Il sera question dans ce roman, dit d’atmosphère, de Mathilde, jeune femme qui en aime une autre, Jeanne. Mais voilà que les femmes de sa vie partent, d’abord sa grand-mère adorée, Rose, puis Jeanne, qui doit quitter pour le Yukon et qui ne reviendra que dans six mois.
Cela peut être long six mois pour un être en état de perte aigüe. Pour Mathilde, plongée dans l’ambiance de souvenirs morbides, le temps s’étirera en longueur et en langueur. Les contacts avec son colocataire, Thomas, ne rempliront pas sa vie, d'autant plus qu’elle a abandonné ses études en secret. Sa vie est en suspend et elle sonne creux.
Pourquoi ne pas la remplir, en remplissant son ventre d’un enfant?
J’ai accompagné Mathilde dans ses pensées les plus intimes, sans arriver à vraiment la saisir. Elle se dévoile par bribes, par saccades, par inadvertance. Aussitôt que je pensais m’approcher d'elle, elle s’éloignait, me laissant derrière elle au milieu d'une abondance de descriptions pointues : décors qui l’entourent, découpage de ses gestes, détails des personnes qui la côtoient. Maude Veilleux a un style canevas au petit point très maîtrisé. Ce style a pris tant de place, que Mathilde a fini par rapetisser sous mes yeux.

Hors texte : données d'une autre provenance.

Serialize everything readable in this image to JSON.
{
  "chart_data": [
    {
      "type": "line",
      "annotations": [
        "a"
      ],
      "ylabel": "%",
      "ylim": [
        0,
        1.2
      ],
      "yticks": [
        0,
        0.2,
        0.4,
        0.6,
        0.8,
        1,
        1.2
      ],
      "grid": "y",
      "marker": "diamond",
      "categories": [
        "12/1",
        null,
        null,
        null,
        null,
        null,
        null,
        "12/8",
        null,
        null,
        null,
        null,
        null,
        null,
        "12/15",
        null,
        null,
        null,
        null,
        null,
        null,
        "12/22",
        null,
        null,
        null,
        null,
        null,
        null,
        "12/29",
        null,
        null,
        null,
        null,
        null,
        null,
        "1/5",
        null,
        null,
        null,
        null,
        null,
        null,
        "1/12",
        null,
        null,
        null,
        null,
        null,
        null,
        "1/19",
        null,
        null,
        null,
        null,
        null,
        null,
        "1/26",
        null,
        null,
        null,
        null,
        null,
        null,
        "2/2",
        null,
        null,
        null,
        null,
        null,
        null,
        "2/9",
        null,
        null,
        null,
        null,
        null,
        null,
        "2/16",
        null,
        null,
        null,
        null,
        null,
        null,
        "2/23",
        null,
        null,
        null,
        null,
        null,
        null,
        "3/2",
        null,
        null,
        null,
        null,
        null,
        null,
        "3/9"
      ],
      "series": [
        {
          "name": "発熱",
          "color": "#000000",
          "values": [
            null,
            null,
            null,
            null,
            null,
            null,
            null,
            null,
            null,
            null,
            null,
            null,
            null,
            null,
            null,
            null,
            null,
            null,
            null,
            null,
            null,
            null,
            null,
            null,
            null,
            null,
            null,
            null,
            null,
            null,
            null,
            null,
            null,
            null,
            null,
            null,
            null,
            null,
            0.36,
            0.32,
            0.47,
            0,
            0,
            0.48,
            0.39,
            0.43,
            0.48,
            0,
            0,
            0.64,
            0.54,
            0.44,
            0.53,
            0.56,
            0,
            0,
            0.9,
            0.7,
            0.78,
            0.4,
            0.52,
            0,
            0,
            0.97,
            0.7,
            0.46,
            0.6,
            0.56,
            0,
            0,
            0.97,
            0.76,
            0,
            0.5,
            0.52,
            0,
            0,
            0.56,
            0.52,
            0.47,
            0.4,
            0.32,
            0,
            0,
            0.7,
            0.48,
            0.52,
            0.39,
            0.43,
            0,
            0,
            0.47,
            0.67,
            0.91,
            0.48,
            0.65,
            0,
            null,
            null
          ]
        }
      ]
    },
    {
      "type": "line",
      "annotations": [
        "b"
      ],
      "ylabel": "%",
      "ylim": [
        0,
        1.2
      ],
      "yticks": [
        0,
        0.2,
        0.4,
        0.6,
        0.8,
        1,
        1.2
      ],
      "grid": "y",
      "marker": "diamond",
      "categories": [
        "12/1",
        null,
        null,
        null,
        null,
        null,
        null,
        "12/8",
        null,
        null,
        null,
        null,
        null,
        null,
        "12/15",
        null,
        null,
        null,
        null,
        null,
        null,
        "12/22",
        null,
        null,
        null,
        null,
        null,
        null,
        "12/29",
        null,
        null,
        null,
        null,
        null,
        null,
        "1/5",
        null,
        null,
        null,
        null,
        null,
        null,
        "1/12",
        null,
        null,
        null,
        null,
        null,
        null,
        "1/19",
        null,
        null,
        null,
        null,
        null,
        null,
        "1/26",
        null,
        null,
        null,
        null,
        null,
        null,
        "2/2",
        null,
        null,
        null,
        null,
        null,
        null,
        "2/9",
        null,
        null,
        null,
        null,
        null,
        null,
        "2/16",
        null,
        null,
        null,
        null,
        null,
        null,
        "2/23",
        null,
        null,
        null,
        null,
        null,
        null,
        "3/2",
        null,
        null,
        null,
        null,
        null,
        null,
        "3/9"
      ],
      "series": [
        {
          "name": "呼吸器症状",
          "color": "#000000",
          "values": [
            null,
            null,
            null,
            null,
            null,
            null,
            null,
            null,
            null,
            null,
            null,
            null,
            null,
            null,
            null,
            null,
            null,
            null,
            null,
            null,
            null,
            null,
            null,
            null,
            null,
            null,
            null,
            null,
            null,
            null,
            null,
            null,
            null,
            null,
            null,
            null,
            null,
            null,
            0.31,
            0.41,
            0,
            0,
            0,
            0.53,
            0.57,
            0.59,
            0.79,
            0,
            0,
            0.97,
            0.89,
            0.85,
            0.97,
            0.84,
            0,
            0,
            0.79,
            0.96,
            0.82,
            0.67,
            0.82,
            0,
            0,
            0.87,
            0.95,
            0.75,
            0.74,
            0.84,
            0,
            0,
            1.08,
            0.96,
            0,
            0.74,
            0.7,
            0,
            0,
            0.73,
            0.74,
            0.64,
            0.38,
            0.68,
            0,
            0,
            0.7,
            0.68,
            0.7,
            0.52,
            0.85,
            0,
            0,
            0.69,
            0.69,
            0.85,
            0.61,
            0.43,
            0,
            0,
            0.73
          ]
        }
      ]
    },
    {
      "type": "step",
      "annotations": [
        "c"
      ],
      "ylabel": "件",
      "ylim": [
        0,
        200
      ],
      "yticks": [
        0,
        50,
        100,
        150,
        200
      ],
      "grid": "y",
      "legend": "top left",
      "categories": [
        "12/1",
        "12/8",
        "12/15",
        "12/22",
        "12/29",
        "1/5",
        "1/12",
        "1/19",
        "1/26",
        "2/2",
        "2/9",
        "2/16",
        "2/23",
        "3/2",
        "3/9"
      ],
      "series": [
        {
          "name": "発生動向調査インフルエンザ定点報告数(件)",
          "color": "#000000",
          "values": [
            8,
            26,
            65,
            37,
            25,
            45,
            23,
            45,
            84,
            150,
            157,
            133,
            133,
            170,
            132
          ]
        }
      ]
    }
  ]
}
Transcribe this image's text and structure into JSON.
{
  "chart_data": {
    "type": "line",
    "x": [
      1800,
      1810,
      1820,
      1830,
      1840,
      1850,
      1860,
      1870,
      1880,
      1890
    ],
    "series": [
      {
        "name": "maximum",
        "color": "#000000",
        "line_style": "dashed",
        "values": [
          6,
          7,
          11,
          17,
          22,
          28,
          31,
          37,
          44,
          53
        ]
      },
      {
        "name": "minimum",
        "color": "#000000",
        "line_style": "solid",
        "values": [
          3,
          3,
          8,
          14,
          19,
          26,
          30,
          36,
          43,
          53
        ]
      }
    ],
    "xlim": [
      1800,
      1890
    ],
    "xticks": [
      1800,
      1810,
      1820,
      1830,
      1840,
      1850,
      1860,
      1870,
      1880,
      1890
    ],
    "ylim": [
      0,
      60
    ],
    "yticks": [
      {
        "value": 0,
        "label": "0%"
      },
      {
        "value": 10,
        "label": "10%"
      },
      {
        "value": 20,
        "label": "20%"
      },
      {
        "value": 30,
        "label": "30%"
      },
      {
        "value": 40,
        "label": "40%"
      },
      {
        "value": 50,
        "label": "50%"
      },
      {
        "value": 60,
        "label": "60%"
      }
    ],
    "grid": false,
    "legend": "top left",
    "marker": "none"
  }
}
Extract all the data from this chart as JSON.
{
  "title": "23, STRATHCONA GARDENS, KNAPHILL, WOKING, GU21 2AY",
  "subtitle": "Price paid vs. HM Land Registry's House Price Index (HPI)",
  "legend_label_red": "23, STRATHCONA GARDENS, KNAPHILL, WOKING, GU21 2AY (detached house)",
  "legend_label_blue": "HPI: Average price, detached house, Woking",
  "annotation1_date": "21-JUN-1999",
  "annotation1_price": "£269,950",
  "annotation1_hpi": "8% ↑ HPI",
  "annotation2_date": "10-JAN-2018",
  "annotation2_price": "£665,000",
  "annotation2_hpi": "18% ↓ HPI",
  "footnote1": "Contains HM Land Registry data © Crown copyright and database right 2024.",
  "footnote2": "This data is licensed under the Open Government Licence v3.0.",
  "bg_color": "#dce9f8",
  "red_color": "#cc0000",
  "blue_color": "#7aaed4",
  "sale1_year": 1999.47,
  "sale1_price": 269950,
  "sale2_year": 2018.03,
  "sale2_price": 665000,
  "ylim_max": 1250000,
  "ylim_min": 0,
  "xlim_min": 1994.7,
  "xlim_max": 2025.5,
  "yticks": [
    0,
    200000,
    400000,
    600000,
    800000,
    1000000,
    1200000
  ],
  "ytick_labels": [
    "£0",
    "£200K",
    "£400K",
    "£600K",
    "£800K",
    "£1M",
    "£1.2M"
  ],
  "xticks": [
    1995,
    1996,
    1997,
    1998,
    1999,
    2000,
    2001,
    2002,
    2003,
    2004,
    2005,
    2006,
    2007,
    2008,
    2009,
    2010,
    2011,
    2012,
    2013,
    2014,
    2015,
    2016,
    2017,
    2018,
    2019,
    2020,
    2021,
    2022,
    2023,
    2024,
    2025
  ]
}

Au final, je regrette que son malaise diffus n’ait jamais susciter ma compassion, puisque j'aime m'attacher aux personnages de roman. Pas nécessairement les aimer mais à tout le moins m'y attacher. Sa désinvolture apparente qui sonnait parfois à mes oreilles comme une fausse note, a fini par jouer avec ma patience. J’ai eu envie à plus d’une reprise de la secouer afin qu’elle s’exprime, qu'elle crie, et qu’ultimement se sorte et me sorte de sa bulle étouffante. Son silence de plus en plus sourd devant Jeanne son amoureuse me faisait chauffer à petits bouillons.
J’ai été curieuse de son sort et l’ai suivie jusqu’à la toute fin. Comment aurait-il pu en être autrement? Le style de Maude Veilleux captive, capture le lecteur dans sa toile, comme une araignée sa proie.